Fig.74-75-76 : le supplice du python.
L’État communiste du Vietnam a toujours considéré les ethnies montagnardes qui peuplent la Haute Région, comme peu sensibles aux attraits du régime politique et économique qu’il défend. Nombreuses d’ailleurs furent celles qui choisirent plutôt le camp des Français pendant leur guerre contre les forces vietminh.
Mais que va-t-il rester de ces beaux villages traditionnels ? Ces femmes si belles, ne vont-elles pas quitter leurs atours colorés au profit du blue-jean ? Vont-elles couper ce lourd chignon, dont leurs aînées étaient si fières ? Et tous ces magnifiques vêtements, sont-ils destinés à amasser de la poussière dans les vitrines des musées d’ethnologie ? Leurs vies, leurs coutumes, leurs danses mêmes, ne seront-elles plus que des images du passé qui ne survivront que dans de pathétiques spectacles folkloriques mis en scène pour des touristes en mal d’exotisme ?

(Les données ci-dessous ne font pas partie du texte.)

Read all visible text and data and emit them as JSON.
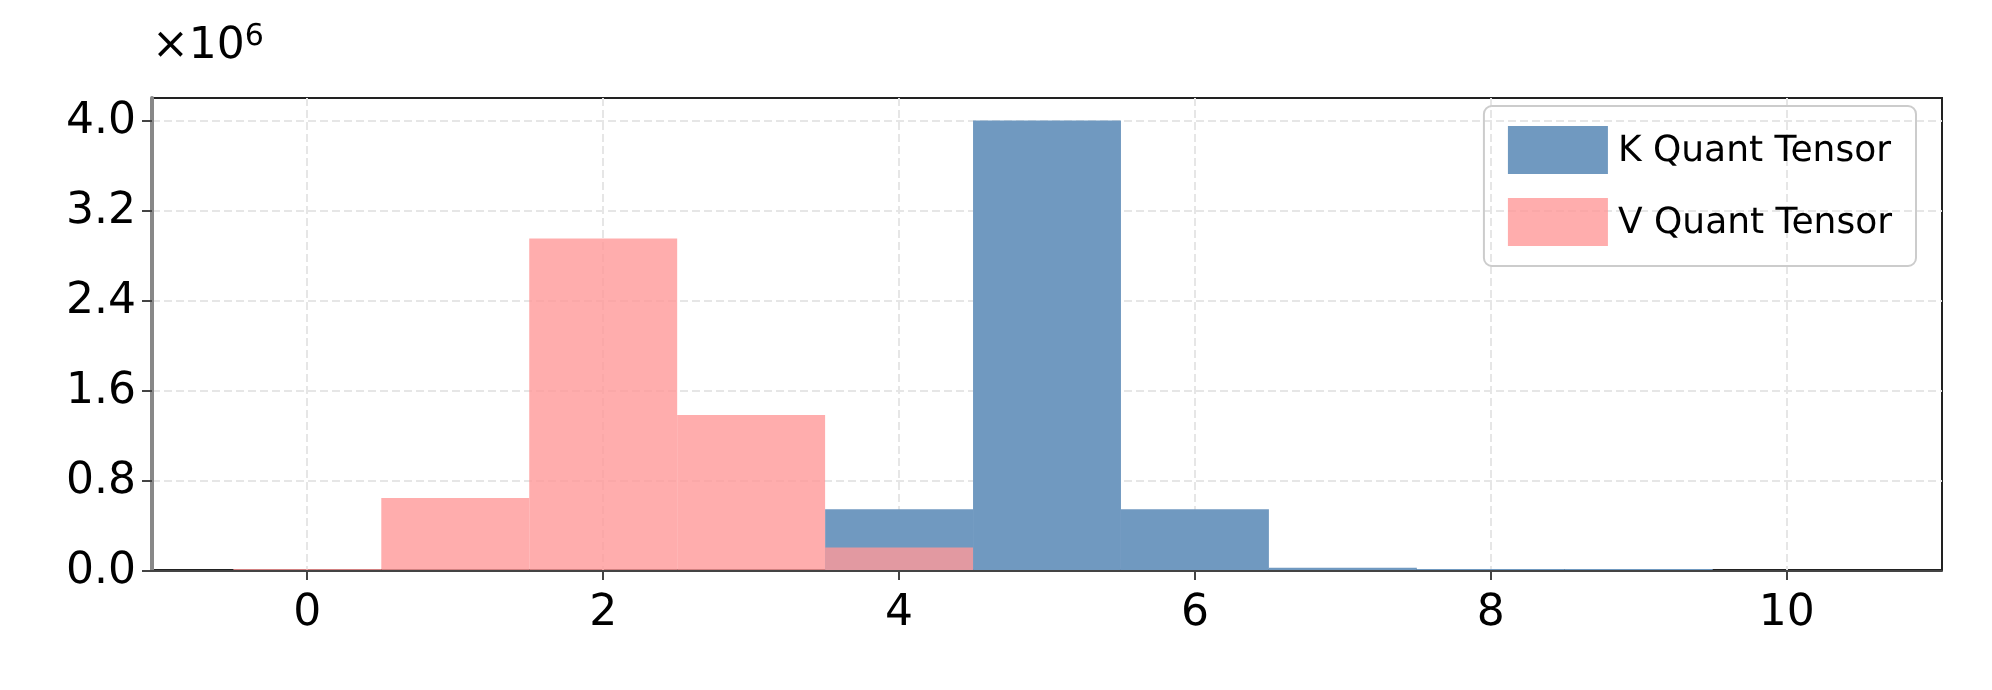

Nous pourrions parodier les inquiétudes de l’écrivain Roland Dorgelès, qui déjà en 1935, tout au long de sa ‘Route Mandarine’ s’inquiétait de la disparition d’une certaine Indochine et se désolait ‘d’un nouvel exotisme, passage du palanquin à la 5CV: hâtez-vous, derniers voyageurs, bientôt il ne restera plus rien demain de la vieille Indochine !’. L’inquiétude est la même pour l’avenir des ces Hautes-Régions : verrons-nous bientôt ces belles montagnardes, chevaucher des motocyclettes, coiffées de casquettes à visière et habillées de mini-shorts en jean effrangés ?
Ainsi, petit à petit, le Dien Bien Phu des montagnards va malheureusement disparaître et la petite ville pittoresque sera remplacée par une métropole laide et sans âme. Les vestiges historiques vont se retrouver au milieu de la nouvelle ville. Les chars et les canons rouillés sur lesquels on installera des pots de fleurs, serviront bientôt de ronds-points à une circulation automobile bruyante et anarchique. Les quelques sites conservés seront transformés en parcs d’attractions pour Vietnamiens endimanchés, et seul le souvenir des hommes conservera le sacrifice de ces milliers de soldats qui se battaient pour leurs pays, unis dans une mort glorieuse, et dont les restes oubliés, continueront à sanctifier cette vallée, ‘la cuvette de Dien Bien Phu, pétrie de chair humaine’ (Jules Roy, op.cit.).
Fig. 77 : vue vers l’ouest de l’ensemble de la vallée de Dien Bien Phu depuis le haut de Dominique 2. La piste d’aviation est au milieu.
François Doré.
Librairie du Siam et des Colonies. Bangkok.
Fig. 78 : Au temps où les plus curieux n’étaient pas ceux auxquels on pense.
Fig. 79-80 : à Jean-Philippe et à Michel. In Memoriam.